The sky (1 & 2) without my optical filter


The same sky (1 & 2) a moment later with my optical filter

Having Next Eyes is a renewal. Seeing Next Twilight is a transition from one long day to the next. The sky and the sun set, and the next sky and new sun rise. They are both unique. Brilliant contrasting orange-magenta, blue-yellow, as unique as snowflakes, made of sunny warmth and particle scattering clouds.


In my meanderings outside I've seen and heard a lot of usually shy nature, including hooting owls, fishing herons, mossy back turtles and even a rare midnight black coyote. Creatures seem as hungry as me to explore their surroundings. They creep into mine. I tromp into theirs. While more rare animals explore, less cars venture the roads. Nature is making a comeback play.
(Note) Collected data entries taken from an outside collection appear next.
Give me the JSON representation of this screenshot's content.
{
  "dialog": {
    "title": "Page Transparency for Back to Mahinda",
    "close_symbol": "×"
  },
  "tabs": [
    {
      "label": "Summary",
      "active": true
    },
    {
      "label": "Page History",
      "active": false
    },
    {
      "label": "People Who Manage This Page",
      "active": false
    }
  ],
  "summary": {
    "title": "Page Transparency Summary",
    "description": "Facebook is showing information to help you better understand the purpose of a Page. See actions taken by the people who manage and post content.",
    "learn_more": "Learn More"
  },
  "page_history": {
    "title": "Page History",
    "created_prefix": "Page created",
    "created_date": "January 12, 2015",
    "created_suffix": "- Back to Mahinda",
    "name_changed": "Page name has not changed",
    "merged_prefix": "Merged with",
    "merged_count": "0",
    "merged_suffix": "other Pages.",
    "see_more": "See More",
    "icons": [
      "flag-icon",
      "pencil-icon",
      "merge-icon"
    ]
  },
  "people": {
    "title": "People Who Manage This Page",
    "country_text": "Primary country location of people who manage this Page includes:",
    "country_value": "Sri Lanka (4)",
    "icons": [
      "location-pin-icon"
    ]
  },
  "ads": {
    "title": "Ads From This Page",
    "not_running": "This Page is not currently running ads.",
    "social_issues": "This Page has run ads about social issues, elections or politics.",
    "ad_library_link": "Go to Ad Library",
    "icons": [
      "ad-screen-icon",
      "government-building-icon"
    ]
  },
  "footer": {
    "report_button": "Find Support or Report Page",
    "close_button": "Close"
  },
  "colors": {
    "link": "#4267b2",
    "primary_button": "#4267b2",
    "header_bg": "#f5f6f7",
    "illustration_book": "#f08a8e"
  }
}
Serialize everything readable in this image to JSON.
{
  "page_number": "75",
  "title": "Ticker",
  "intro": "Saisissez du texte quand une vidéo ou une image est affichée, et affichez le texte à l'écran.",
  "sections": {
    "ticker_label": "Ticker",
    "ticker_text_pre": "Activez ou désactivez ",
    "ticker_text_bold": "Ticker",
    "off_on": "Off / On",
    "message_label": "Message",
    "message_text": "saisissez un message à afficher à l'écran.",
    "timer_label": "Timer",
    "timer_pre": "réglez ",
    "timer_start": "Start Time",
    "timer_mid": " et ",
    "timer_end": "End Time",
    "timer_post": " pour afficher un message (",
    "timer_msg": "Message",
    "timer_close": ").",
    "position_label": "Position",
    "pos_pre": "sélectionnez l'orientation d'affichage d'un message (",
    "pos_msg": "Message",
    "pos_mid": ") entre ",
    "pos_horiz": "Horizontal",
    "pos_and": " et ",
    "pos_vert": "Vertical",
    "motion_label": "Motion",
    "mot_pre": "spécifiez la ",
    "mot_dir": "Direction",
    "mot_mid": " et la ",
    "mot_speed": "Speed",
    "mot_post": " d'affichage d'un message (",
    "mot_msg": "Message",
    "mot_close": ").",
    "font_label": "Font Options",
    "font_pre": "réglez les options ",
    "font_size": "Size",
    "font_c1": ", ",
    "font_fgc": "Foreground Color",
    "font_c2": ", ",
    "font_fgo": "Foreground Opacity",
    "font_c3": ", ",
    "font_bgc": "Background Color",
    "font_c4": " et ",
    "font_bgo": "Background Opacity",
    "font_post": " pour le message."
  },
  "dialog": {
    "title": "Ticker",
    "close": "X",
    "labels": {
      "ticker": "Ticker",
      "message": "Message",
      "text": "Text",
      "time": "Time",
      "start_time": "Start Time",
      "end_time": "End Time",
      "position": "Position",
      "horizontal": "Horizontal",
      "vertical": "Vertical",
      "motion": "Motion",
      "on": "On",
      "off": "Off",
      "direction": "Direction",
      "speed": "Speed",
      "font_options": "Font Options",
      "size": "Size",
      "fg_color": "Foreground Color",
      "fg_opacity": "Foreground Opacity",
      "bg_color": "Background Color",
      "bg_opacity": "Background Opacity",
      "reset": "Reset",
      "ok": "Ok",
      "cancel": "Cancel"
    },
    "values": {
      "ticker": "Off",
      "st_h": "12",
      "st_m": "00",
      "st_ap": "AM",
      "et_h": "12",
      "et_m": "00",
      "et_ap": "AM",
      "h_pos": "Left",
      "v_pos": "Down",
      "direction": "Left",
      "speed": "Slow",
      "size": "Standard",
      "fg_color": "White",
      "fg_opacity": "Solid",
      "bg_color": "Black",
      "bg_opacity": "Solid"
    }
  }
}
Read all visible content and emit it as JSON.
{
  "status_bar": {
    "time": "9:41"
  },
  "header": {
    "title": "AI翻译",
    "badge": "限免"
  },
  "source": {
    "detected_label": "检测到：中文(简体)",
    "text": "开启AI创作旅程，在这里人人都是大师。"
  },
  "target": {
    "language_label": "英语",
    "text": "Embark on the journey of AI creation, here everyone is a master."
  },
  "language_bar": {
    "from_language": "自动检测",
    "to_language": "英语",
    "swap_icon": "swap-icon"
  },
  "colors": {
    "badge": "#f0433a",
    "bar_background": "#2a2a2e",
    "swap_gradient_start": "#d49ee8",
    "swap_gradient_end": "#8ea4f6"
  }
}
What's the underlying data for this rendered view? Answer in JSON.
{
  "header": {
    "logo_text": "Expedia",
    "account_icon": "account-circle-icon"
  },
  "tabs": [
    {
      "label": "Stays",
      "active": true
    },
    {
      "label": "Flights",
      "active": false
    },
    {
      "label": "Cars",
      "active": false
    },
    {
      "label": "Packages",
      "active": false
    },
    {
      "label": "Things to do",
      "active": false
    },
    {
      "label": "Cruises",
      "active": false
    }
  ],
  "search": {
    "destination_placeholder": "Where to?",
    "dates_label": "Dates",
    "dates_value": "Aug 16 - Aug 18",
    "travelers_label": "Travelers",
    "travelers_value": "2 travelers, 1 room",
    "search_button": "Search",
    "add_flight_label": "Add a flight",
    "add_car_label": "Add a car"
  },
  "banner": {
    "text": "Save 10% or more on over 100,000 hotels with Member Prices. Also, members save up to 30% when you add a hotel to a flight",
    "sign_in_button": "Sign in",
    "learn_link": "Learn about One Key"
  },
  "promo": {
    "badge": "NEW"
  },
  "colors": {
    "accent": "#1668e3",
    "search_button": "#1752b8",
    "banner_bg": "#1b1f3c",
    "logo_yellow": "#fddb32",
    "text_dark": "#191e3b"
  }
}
The fraternal twins of sunset and sunrise form a divide in the ying-yang of environment and economy. I've sat two hours now in a long line of idling cars, thicker raindrops, darkening puddles, smells of sulfur and carbon dioxide. Pollutants actually make twilight warmer, with dirty aerosols from factory puffs or hot car exhaust scattering more orange, pinks, reds and even infrared from the horizon where the clouds of haze hover against the low sun angle.
Finding beauty in anything, pristine nature or dirty haze, comes from opening our Next Eyes. It can happen even when quarantined or dragging impatiently through slow lines. Appreciating never ending changes and seeing something new expands our personal horizons. My tests came back negative, by the way, so my horizons have moved forward.


(All photos taken between in the past week in my neighborhood.